At Kherson (Херсон, Cherson, population 312 000), the lines would diverge again. Kherson station is aligned east-west, and the Rostov HSL would run east on a new alignment. The Crimea HSL would use that exit line for 15 km, and then turn south-east across the river Dnieper, near the existing rail bridge.
Click to enlarge…
The HSL would now run alongside the existing single-track line, across the flat Pontian steppe. About 135 km from Kherson, the HSL would cross the Isthmus of Perekop, onto the Crimean peninsula. The existing line continues south-east, to join the main Moscow – Crimea line at Dzhankoy. The new HSL would need a cut-off line, avoiding Dzhankoy, and creating a shorter route to Simferopol. It would run south from Krasnoperekopsk (Красноперекопськ, population 31 000), at the base of the Perekop Isthmus.
Click to enlarge…
The new alignment would be about 95-100 km long. The Perekop Isthmus is just above sea level: the line would climb slowly across the plain (to 230 m at Simferopol). At Hvardiis’ke, the line would join the Kharkiv – Crimea high-speed line.

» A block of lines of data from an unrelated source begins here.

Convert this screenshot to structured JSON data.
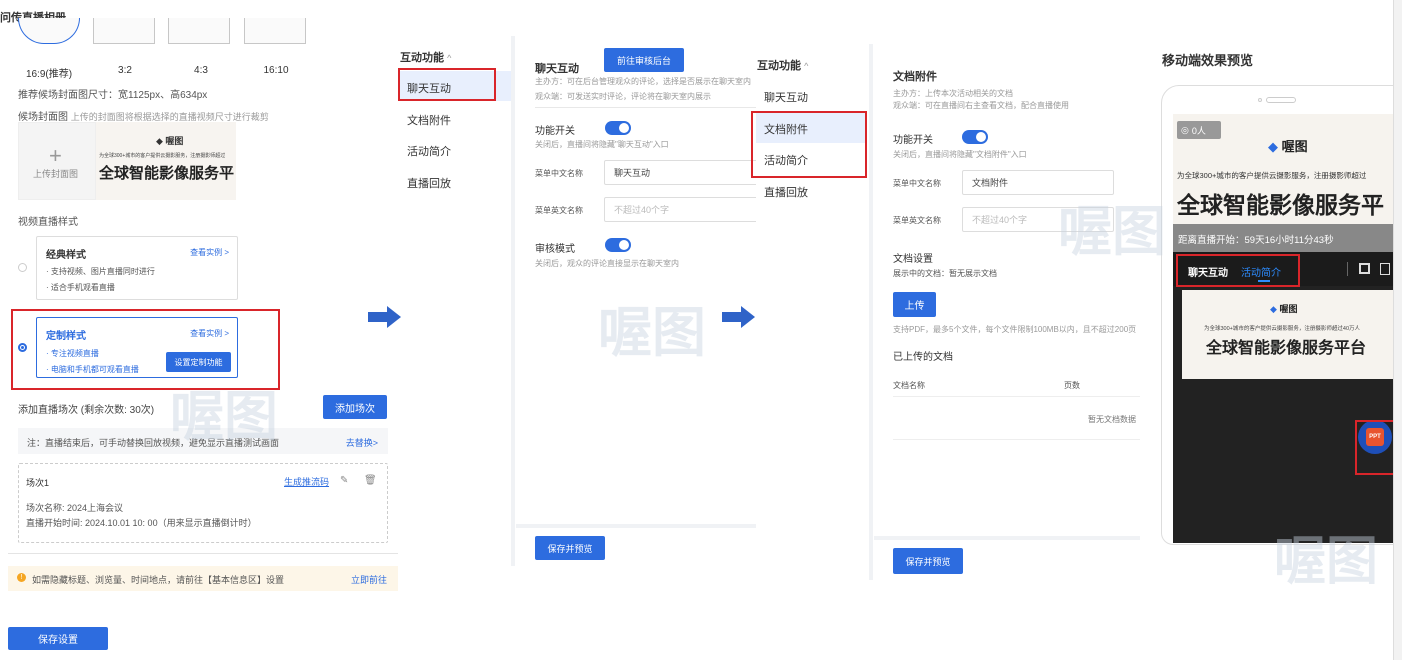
{
  "panel1": {
    "title": "问传直播相册",
    "ratios": [
      "16:9(推荐)",
      "3:2",
      "4:3",
      "16:10"
    ],
    "recommend_size": "推荐候场封面图尺寸：宽1125px、高634px",
    "cover_label": "候场封面图",
    "cover_hint": "上传的封面图将根据选择的直播视频尺寸进行裁剪",
    "upload_label": "上传封面图",
    "cover_brand": "喔图",
    "cover_small": "为全球300+城市的客户提供云摄影服务，注册摄影师超过",
    "cover_big": "全球智能影像服务平",
    "style_section": "视频直播样式",
    "classic": {
      "title": "经典样式",
      "link": "查看实例 >",
      "line1": "· 支持视频、图片直播同时进行",
      "line2": "· 适合手机观看直播"
    },
    "custom": {
      "title": "定制样式",
      "link": "查看实例 >",
      "line1": "· 专注视频直播",
      "line2": "· 电脑和手机都可观看直播",
      "button": "设置定制功能"
    },
    "add_session_label": "添加直播场次 (剩余次数: 30次)",
    "add_session_button": "添加场次",
    "note": "注：直播结束后，可手动替换回放视频，避免显示直播测试画面",
    "note_link": "去替换>",
    "session": {
      "title": "场次1",
      "link": "生成推流码",
      "name": "场次名称: 2024上海会议",
      "start": "直播开始时间: 2024.10.01 10: 00（用来显示直播倒计时）"
    },
    "banner_text": "如需隐藏标题、浏览量、时间地点，请前往【基本信息区】设置",
    "banner_link": "立即前往",
    "save_button": "保存设置"
  },
  "panel2": {
    "nav_title": "互动功能",
    "nav_items": [
      "聊天互动",
      "文档附件",
      "活动简介",
      "直播回放"
    ],
    "section_title": "聊天互动",
    "audit_button": "前往审核后台",
    "desc1": "主办方：可在后台管理观众的评论，选择是否展示在聊天室内",
    "desc2": "观众端：可发送实时评论，评论将在聊天室内展示",
    "switch_label": "功能开关",
    "switch_hint": "关闭后，直播间将隐藏\"聊天互动\"入口",
    "cn_label": "菜单中文名称",
    "cn_value": "聊天互动",
    "en_label": "菜单英文名称",
    "en_placeholder": "不超过40个字",
    "audit_label": "审核模式",
    "audit_hint": "关闭后，观众的评论直接显示在聊天室内",
    "save_button": "保存并预览"
  },
  "panel3": {
    "nav_title": "互动功能",
    "nav_items": [
      "聊天互动",
      "文档附件",
      "活动简介",
      "直播回放"
    ],
    "section_title": "文档附件",
    "desc1": "主办方：上传本次活动相关的文档",
    "desc2": "观众端：可在直播间右主查看文档，配合直播使用",
    "switch_label": "功能开关",
    "switch_hint": "关闭后，直播间将隐藏\"文档附件\"入口",
    "cn_label": "菜单中文名称",
    "cn_value": "文档附件",
    "en_label": "菜单英文名称",
    "en_placeholder": "不超过40个字",
    "doc_settings": "文档设置",
    "doc_showing": "展示中的文档：暂无展示文档",
    "upload_button": "上传",
    "upload_hint": "支持PDF，最多5个文件，每个文件限制100MB以内，且不超过200页",
    "uploaded_title": "已上传的文档",
    "col_name": "文档名称",
    "col_pages": "页数",
    "empty": "暂无文档数据",
    "save_button": "保存并预览"
  },
  "panel4": {
    "title": "移动端效果预览",
    "viewers": "0人",
    "brand": "喔图",
    "slogan_small": "为全球300+城市的客户提供云摄影服务，注册摄影师超过",
    "slogan_big": "全球智能影像服务平",
    "countdown": "距离直播开始：59天16小时11分43秒",
    "tab1": "聊天互动",
    "tab2": "活动简介",
    "inner_brand": "喔图",
    "inner_small": "为全球300+城市的客户提供云摄影服务，注册摄影师超过40万人",
    "inner_big": "全球智能影像服务平台",
    "ppt": "PPT"
  },
  "watermark": "喔图",
  "colors": {
    "accent": "#2d6cdf",
    "highlight": "#d9252a"
  }
}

It is another 20 km, from there to Simferopol (Сімферополь, population 360 000). Located in the foothills of the Crimean Mountains, this is the main transport interchange for the Black Sea resorts. Some trains could continue to Sevastopol, on the proposed Crimea HSL.
The whole line would be 800 km long, Kiev to Simferopol. With 7 intermediate stations on a new and operationally separate high-speed line, an end-to-end journey time of 4 hours is certainly feasible.